You never know how strong you are until being strong is your only choice.
Jakarta, Gesuri.id - Ungkapan Bob Marley itu seolah ditakdirkan untuk menjelaskan satu bab penting dalam hidup Megawati Soekarnoputri lebih dari lima dasawarsa silam, saat Megawati tidak punya pilihan lain selain menguatkan diri daripada menyesali nasib.
Usia Megawati baru 23 tahun saat badai datang dalam hidupnya.

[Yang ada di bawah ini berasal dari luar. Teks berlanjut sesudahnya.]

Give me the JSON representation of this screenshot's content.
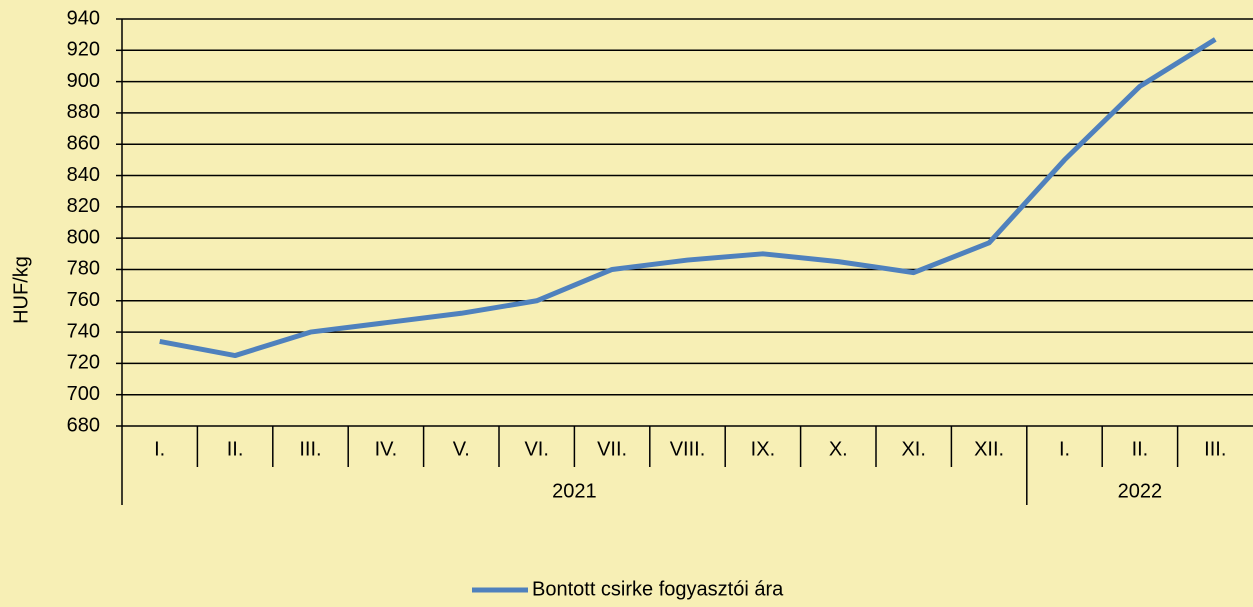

Badai yang sejenak menghancurkan mimpi-mimpinya, memaksanya untuk memadatkan kesedihan dan tanggung jawab kehidupan dalam satu tarikan napas yang panjang.
Badai pertama datang sehari menjelang perayaan hari ulang tahun Mega, 23 Januari 1970. Sang suami yang baru dinikahi selama dua tahun, Letnan Satu (Penerbang) Surindro Supjarso, mengalami kecelakaan di perairan Biak, Irian Jaya, saat mempiloti pesawat Skyvan T-701m, pada 22 Januari 1970.
Surindro dikenal sebagai sahabat Guntur Soekarnoputra, kakak Megawati. Resepsi pernikahan Mega dan Surindro dilangsungkan pada 1 Juni 1968, bertepatan dengan Hari Lahir Pancasila, falsafah bangsa yang digali Presiden Soekarno dari kearifan rakyat Indonesia.